The moment their relationship attempts to be articulated in the film is a significant one. Laurel kisses Colleen in front of her mother who doesn’t notice, focused as she is on the bottle of vodka she chugs through a purple straw. When Laurel adamantly rejects her mother’s behavior, it brings them into a moment of mutual struggle, transparency, and honesty that also finally allows Carolyn to reveal herself. Laurel shouts, “give me some skin!” a call for something protective; something encasing to close over her, her mother’s, and Carolyn’s figurative wounds.
Knives and Skin is a film about the endless task of becoming: the bloody fucking mess of it. But it’s also about the songs and the poetry and the love. So much love, so many different expressions of it. Lasagna and garlic bread; a pink dress; a bass guitar; a specific nail color; a T-shirt; a mix tape; an ice cream cake; a pair of glasses. The ephemera of our being—the romance that horror creates.

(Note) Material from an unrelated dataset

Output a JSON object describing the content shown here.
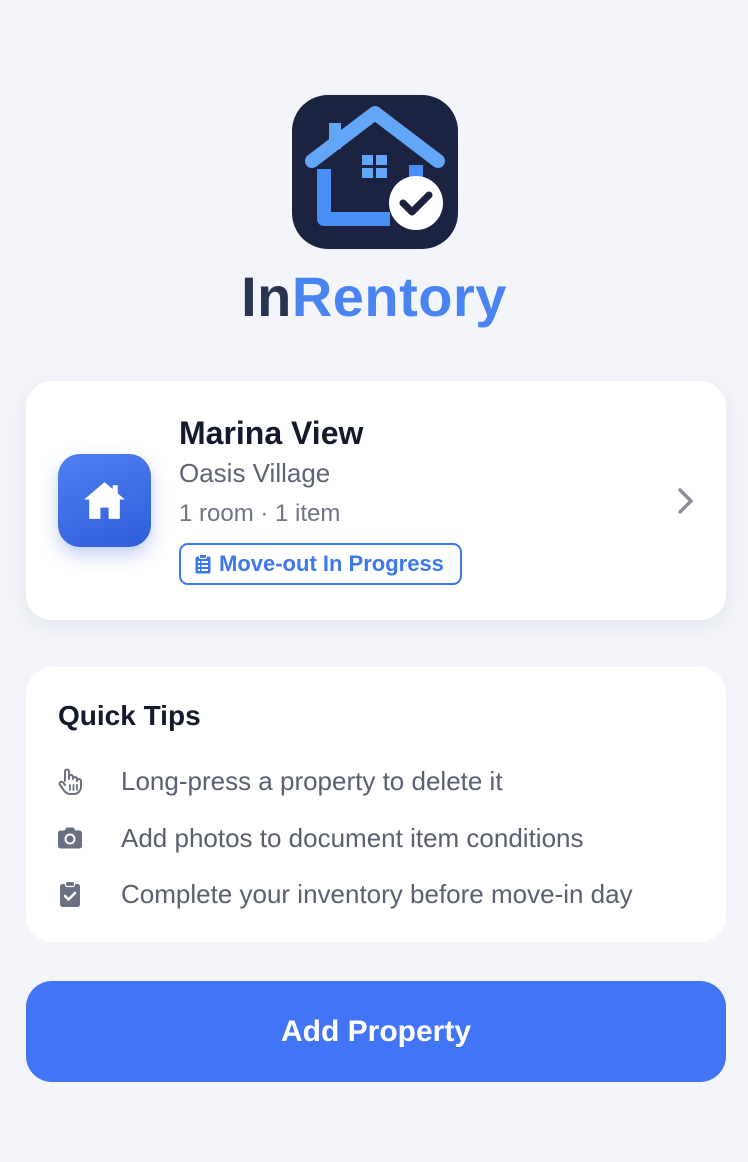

Since the film ends on a few points of poesy, it only seems appropriate to conclude with a poem that meditates on similar themes. From Safiya Sinclair’s, “Sophia the Robot Contemplates Beauty,”
“This beauty I am eager to hoard
comes slippery on ordinary days,
comes not at all, comes never.
Yet I am a pure-shelled thing. Glistening
manmade against the wall where one
then two fingers entered
the first time,
terror dazzling the uncertainty
of pleasure. Its God as real as girlhood.”